June 27, 2007 —The mummy of Hatshepsut, Egypt's greatest female pharaoh, has been identified, thanks to gum disease and a missing molar.
The find, said to be the most important in Egypt's Valley of the Kings since the discovery of King Tutankhamun in the early 1920s, follows a one-year investigation led by Zahi Hawass, Egypt's secretary general of the Supreme Council of Antiquities.
Hawass' work will be detailed in "Secrets of Egypt's Lost Queen," a documentary that airs Sunday, July 15 at 9 p.m. ET/PT on The Discovery Channel.
One of the four major projects that Hawass has undertaken this year — as announced in a previous exclusive interview with Discovery News — the search for the mummy of Hatshepsut took a new dramatic turn with the discovery of a molar in a box.
Found in 1881 in a cache of royal mummies, the box intrigued the archaeologists because it bore the royal seal of Hatshepsut. A CT scan of the box revealed it contained a tooth — indeed, embalmers usually set aside body parts and preserved them in such containers.
The tooth matched within a fraction of a millimeter the space of the missing molar in the mouth of a 3,000-year-old mummy called KV60A. This shows that the mummy is Hatshepsut, according to Hawass.
"A tooth is like a fingerprint," he told reporters at a news conference on Wednesday.

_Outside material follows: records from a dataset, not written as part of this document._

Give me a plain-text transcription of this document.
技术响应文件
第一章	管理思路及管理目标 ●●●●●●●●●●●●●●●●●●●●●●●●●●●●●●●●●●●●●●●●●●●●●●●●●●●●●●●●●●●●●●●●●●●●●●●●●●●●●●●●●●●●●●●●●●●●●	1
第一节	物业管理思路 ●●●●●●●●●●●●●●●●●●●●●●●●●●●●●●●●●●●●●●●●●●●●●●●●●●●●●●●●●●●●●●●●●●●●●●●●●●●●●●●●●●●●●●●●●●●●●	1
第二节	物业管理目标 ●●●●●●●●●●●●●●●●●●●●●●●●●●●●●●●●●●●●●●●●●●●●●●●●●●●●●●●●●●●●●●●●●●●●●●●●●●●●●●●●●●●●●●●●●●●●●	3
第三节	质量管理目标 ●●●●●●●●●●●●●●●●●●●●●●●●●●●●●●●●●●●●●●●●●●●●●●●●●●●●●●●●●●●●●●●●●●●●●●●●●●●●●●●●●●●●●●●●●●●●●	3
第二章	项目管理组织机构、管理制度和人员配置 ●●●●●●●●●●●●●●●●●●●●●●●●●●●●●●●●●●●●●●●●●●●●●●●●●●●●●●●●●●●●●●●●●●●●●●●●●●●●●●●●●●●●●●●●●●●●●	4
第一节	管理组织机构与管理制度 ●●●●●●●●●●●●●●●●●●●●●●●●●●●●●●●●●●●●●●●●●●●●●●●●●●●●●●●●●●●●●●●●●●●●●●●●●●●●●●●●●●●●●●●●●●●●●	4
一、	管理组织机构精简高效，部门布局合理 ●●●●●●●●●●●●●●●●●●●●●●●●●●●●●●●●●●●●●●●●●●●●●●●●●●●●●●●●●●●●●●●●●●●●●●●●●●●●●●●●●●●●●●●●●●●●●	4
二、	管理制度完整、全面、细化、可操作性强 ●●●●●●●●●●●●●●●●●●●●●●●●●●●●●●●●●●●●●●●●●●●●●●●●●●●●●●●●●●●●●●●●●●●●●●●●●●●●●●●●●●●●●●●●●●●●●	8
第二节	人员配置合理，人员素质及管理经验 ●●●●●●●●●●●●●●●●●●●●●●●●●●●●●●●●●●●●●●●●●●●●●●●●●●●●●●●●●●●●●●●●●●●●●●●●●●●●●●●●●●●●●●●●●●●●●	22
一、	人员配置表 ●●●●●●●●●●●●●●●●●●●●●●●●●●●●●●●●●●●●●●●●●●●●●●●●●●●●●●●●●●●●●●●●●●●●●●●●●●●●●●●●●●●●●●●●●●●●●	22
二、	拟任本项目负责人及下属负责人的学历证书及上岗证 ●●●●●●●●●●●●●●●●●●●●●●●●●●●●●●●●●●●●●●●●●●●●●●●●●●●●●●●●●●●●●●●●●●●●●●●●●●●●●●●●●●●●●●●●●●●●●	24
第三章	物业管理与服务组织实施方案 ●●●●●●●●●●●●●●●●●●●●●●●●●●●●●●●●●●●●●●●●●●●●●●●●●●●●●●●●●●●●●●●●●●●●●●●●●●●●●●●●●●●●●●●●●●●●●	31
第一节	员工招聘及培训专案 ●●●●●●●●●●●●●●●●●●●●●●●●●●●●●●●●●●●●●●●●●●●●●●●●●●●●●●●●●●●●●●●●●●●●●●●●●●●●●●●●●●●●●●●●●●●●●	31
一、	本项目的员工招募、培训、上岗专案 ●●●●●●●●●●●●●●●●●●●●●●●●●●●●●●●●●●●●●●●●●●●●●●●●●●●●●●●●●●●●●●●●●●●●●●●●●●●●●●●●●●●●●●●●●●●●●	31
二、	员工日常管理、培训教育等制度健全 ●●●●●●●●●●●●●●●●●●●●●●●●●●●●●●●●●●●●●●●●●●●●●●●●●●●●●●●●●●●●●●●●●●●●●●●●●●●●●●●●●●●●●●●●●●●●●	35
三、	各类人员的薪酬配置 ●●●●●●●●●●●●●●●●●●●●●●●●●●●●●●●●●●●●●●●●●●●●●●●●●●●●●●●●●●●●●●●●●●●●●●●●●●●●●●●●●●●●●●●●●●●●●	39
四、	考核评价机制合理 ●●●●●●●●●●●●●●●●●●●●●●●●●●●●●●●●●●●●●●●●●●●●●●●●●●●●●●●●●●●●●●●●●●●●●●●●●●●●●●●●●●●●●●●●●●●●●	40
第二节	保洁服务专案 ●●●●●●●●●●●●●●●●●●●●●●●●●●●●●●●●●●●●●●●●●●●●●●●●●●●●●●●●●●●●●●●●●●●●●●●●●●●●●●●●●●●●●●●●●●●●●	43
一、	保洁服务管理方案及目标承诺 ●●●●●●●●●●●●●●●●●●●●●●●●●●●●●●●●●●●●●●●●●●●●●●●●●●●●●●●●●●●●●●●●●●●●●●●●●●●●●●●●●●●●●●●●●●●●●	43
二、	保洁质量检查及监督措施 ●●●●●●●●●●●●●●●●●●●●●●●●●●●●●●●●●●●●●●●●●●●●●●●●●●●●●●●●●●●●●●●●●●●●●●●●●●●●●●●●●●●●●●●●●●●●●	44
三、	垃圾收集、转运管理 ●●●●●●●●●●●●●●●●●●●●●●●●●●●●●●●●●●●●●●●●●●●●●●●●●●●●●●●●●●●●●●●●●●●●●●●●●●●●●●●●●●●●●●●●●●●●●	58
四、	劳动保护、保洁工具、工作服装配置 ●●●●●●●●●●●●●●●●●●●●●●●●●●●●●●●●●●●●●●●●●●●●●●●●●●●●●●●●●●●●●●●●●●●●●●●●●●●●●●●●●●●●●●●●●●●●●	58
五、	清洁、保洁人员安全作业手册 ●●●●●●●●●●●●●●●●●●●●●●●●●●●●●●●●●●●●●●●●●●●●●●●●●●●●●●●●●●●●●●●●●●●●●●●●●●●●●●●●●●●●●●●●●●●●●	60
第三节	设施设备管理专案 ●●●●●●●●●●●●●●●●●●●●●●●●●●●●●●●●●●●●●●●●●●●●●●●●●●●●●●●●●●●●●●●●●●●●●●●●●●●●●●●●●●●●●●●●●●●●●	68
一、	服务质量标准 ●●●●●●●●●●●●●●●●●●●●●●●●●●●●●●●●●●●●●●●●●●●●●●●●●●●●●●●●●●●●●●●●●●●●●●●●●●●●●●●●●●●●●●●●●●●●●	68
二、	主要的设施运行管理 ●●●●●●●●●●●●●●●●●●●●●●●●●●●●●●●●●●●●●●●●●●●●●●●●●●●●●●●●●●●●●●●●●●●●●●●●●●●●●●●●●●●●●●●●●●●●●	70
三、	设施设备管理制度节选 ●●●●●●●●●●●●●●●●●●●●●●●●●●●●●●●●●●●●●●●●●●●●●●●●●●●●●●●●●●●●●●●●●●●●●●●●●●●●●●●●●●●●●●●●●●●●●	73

The mummy, who had suffered severe gum disease, is an unidentified female found by Howard Carter in 1903 as he entered tomb KV60.
According to Carter, who later discovered the tomb of Tutankhamun, KV60 contained stuffed geese and the denuded bodies of two women.
One was in a lidless coffin inscribed for a wet nurse, later identified as Hatshepsut's beloved wet nurse Sitre In, now kept at Cairo's Egyptian museum. The other mummy, which might be that of Hatshepsut, belonged to an unknown female and lay uncoffined on the floor.
Interested in finding a royal burial, Carter paid little attention to the tomb and closed it up. The tomb location was subsequently lost.